Small-Medium Business (SMB) and home network gear have stripped down feature sets when compared against enterprise level equipment for a multitude of reasons. However, sometimes you really need that enterprise functionality in a home lab, and SMB hardware tries to bridge that gap. The problem is, there's not much out there in terms of clear documentation of SMB implementations of 'enterprise+home' functions, so in this article I'll explain the differences between VLAN modes you'll find in Cisco SMB switches (specifically the SG350 series).
VLAN MODE TYPES
Trunk enforces and assumes a VLAN-enabled network and peer (which is why you need to enable TRUNK mode on both sides of whatever connection you have enabled trunked mode on), so it's not useful if the rest of your switches and primary router are not VLAN-enabled or capable. Without the ability to recognize and tag VLAN traffic, a trunk port just denies everything that isn't on its native/PVID.

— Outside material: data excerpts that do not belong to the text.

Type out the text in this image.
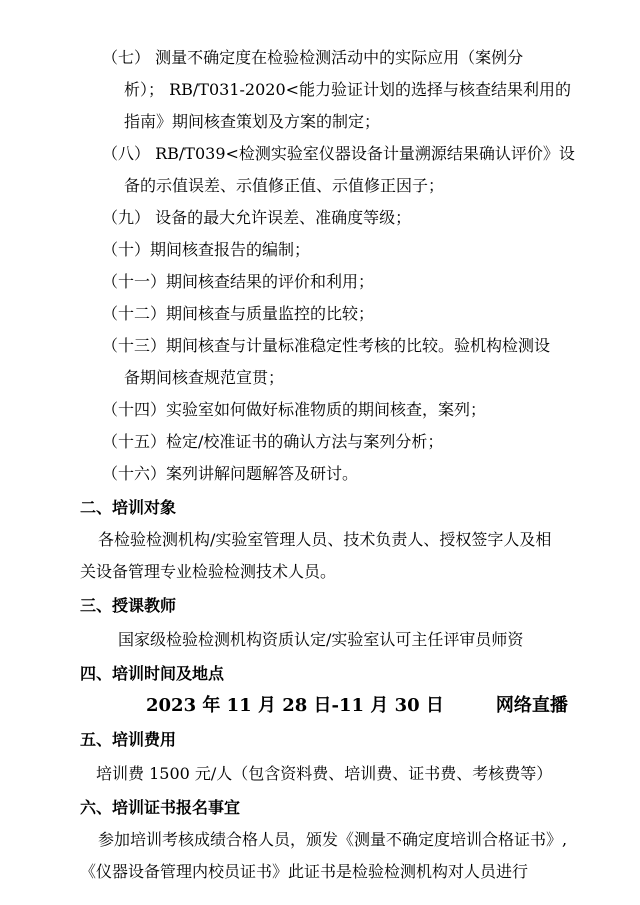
（七） 测量不确定度在检验检测活动中的实际应用（案例分
析）； RB/T031-2020<能力验证计划的选择与核查结果利用的
指南》期间核查策划及方案的制定；
（八） RB/T039<检测实验室仪器设备计量溯源结果确认评价》设
备的示值误差、示值修正值、示值修正因子；
（九） 设备的最大允许误差、准确度等级；
（十）期间核查报告的编制；
（十一）期间核查结果的评价和利用；
（十二）期间核查与质量监控的比较；
（十三）期间核查与计量标准稳定性考核的比较。验机构检测设
备期间核查规范宣贯；
（十四）实验室如何做好标准物质的期间核查，案列；
（十五）检定/校准证书的确认方法与案列分析；
（十六）案列讲解问题解答及研讨。
二、培训对象
各检验检测机构/实验室管理人员、技术负责人、授权签字人及相
关设备管理专业检验检测技术人员。
三、授课教师
国家级检验检测机构资质认定/实验室认可主任评审员师资
四、培训时间及地点
2023 年 11 月 28 日-11 月 30 日	网络直播
五、培训费用
培训费 1500 元/人（包含资料费、培训费、证书费、考核费等）
六、培训证书报名事宜
参加培训考核成绩合格人员，颁发《测量不确定度培训合格证书》,
《仪器设备管理内校员证书》此证书是检验检测机构对人员进行
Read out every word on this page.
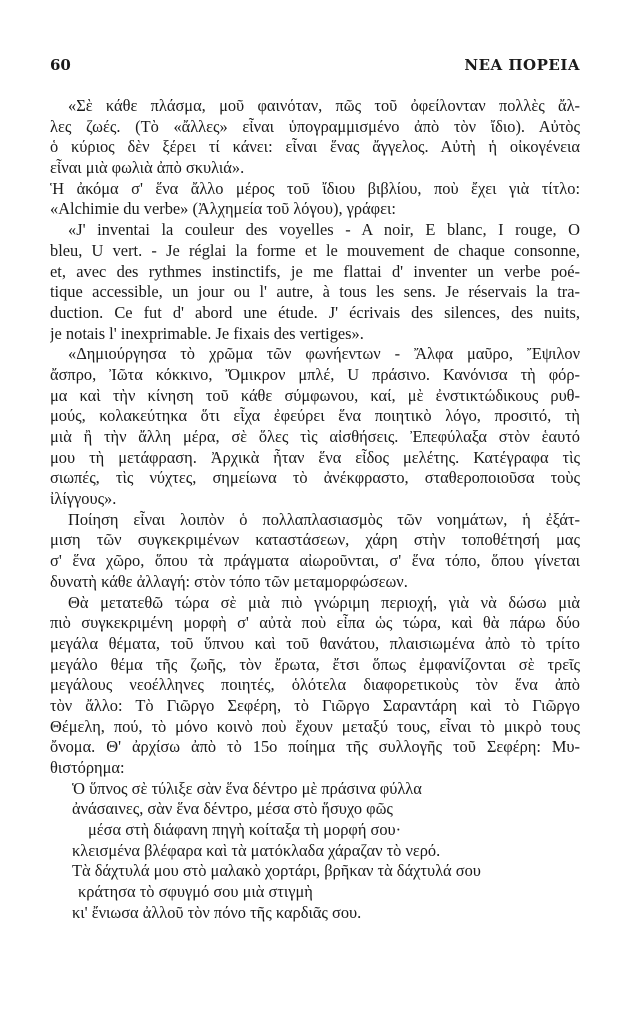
60	ΝΕΑ ΠΟΡΕΙΑ
«Σὲ κάθε πλάσμα, μοῦ φαινόταν, πῶς τοῦ ὀφείλονταν πολλὲς ἄλ-
λες ζωές. (Τὸ «ἄλλες» εἶναι ὑπογραμμισμένο ἀπὸ τὸν ἴδιο). Αὐτὸς
ὁ κύριος δὲν ξέρει τί κάνει: εἶναι ἕνας ἄγγελος. Αὐτὴ ἡ οἰκογένεια
εἶναι μιὰ φωλιὰ ἀπὸ σκυλιά».
Ἡ ἀκόμα σ' ἕνα ἄλλο μέρος τοῦ ἴδιου βιβλίου, ποὺ ἔχει γιὰ τίτλο:
«Alchimie du verbe» (Ἀλχημεία τοῦ λόγου), γράφει:
«J' inventai la couleur des voyelles - A noir, E blanc, I rouge, O
bleu, U vert. - Je réglai la forme et le mouvement de chaque consonne,
et, avec des rythmes instinctifs, je me flattai d' inventer un verbe poé-
tique accessible, un jour ou l' autre, à tous les sens. Je réservais la tra-
duction. Ce fut d' abord une étude. J' écrivais des silences, des nuits,
je notais l' inexprimable. Je fixais des vertiges».
«Δημιούργησα τὸ χρῶμα τῶν φωνήεντων - Ἄλφα μαῦρο, Ἔψιλον
ἄσπρο, Ἰῶτα κόκκινο, Ὄμικρον μπλέ, U πράσινο. Κανόνισα τὴ φόρ-
μα καὶ τὴν κίνηση τοῦ κάθε σύμφωνου, καί, μὲ ἐνστικτώδικους ρυθ-
μούς, κολακεύτηκα ὅτι εἶχα ἐφεύρει ἕνα ποιητικὸ λόγο, προσιτό, τὴ
μιὰ ἢ τὴν ἄλλη μέρα, σὲ ὅλες τὶς αἰσθήσεις. Ἐπεφύλαξα στὸν ἑαυτό
μου τὴ μετάφραση. Ἀρχικὰ ἦταν ἕνα εἶδος μελέτης. Κατέγραφα τὶς
σιωπές, τὶς νύχτες, σημείωνα τὸ ἀνέκφραστο, σταθεροποιοῦσα τοὺς
ἰλίγγους».
Ποίηση εἶναι λοιπὸν ὁ πολλαπλασιασμὸς τῶν νοημάτων, ἡ ἐξάτ-
μιση τῶν συγκεκριμένων καταστάσεων, χάρη στὴν τοποθέτησή μας
σ' ἕνα χῶρο, ὅπου τὰ πράγματα αἰωροῦνται, σ' ἕνα τόπο, ὅπου γίνεται
δυνατὴ κάθε ἀλλαγή: στὸν τόπο τῶν μεταμορφώσεων.
Θὰ μετατεθῶ τώρα σὲ μιὰ πιὸ γνώριμη περιοχή, γιὰ νὰ δώσω μιὰ
πιὸ συγκεκριμένη μορφὴ σ' αὐτὰ ποὺ εἶπα ὡς τώρα, καὶ θὰ πάρω δύο
μεγάλα θέματα, τοῦ ὕπνου καὶ τοῦ θανάτου, πλαισιωμένα ἀπὸ τὸ τρίτο
μεγάλο θέμα τῆς ζωῆς, τὸν ἔρωτα, ἔτσι ὅπως ἐμφανίζονται σὲ τρεῖς
μεγάλους νεοέλληνες ποιητές, ὁλότελα διαφορετικοὺς τὸν ἕνα ἀπὸ
τὸν ἄλλο: Τὸ Γιῶργο Σεφέρη, τὸ Γιῶργο Σαραντάρη καὶ τὸ Γιῶργο
Θέμελη, πού, τὸ μόνο κοινὸ ποὺ ἔχουν μεταξύ τους, εἶναι τὸ μικρὸ τους
ὄνομα. Θ' ἀρχίσω ἀπὸ τὸ 15ο ποίημα τῆς συλλογῆς τοῦ Σεφέρη: Μυ-
θιστόρημα:
Ὁ ὕπνος σὲ τύλιξε σὰν ἕνα δέντρο μὲ πράσινα φύλλα
ἀνάσαινες, σὰν ἕνα δέντρο, μέσα στὸ ἥσυχο φῶς
μέσα στὴ διάφανη πηγὴ κοίταξα τὴ μορφή σου·
κλεισμένα βλέφαρα καὶ τὰ ματόκλαδα χάραζαν τὸ νερό.
Τὰ δάχτυλά μου στὸ μαλακὸ χορτάρι, βρῆκαν τὰ δάχτυλά σου
κράτησα τὸ σφυγμό σου μιὰ στιγμὴ
κι' ἔνιωσα ἀλλοῦ τὸν πόνο τῆς καρδιᾶς σου.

Access can be used for traffic isolation over the local switch it is on, and is useful for preventing traffic requests that are not on that subnet from even touching that physical port (reducing broadcast domain saturation). Otherwise, it's pretty much the same thing as layer 3 isolation that subnets enable... only on layer 2 (isolating traffic at the MAC/physical level, before it even gets to the IP level).
General is pretty much a specialty mode meant for networks like mine that are in consumer or maybe small business environments that don't have enterprise-level features like VLAN/managed switches fully outfitted across the network topology. It strips away the VLAN requirements and allows a layer 3 switch to essentially just use the sub-interfaces you assign as the VLAN gateway addresses on the local switch, to direct traffic as if they were sub-interfaces you would usually create on a router without even getting into VLAN configurations.
Below is an explanation of the VLAN port mode types you'll have available to you in a Cisco SG350 series (or similar) switch, in an example ESXi environment. Imagine you've got 2 VLANs (192.168.1.x and 192.168.2.x), and have a port assigned to VLAN 2 that you also want to see all the devices on VLAN 1.
Switchport ACCESS VLAN 2 for a hypervisor NIC assigned to VM's of mixed IP ranges (or any host with multiple IP's piping to the same physical switchport) does NOT WORK. Only the IP's on the right VLAN IP range will make it to the port (aka for VLAN 2, you can talk to 192.168.2.x, but any IP's, even off the same physical machine like the iDRAC sub interface, if on 192.168.1.x, is inaccessible).
Switchport TRUNK for a hypervisor (or any host with multiple IP's to the same port) does NOT WORK. Only the IP's on the PVID (native/primary) VLAN IP range will make it to the port (aka for VLAN 2, you can talk to 192.168.2.x, but any IP's, even off the same physical machine like the iDRAC sub interface, if on 192.168.1.x, is inaccessible). The difference here is that it WILL allow non-PVID VLANs to access it, but only if TAGGED. The only untagged traffic allowed is the PVID (native) VLAN ID. So in a network like mine with no VLAN tagging, the trunk port essentially acts exactly the same as an ACCESS port.
Switchport GENERAL for a hyper or any host with multiple IP's to the same port) DOES WORK. You MUST set the membership settings to allow both VLAN 1 and VLAN 2 at UNTAGGED traffic. This essentially just opens up the port to allow any traffic from those IP ranges in and out of that port. This is exactly what you need.
It's also no wonder 'General' isn't an industry recognizable term, because in enterprise environments you don't have hardware with consumer level constraints.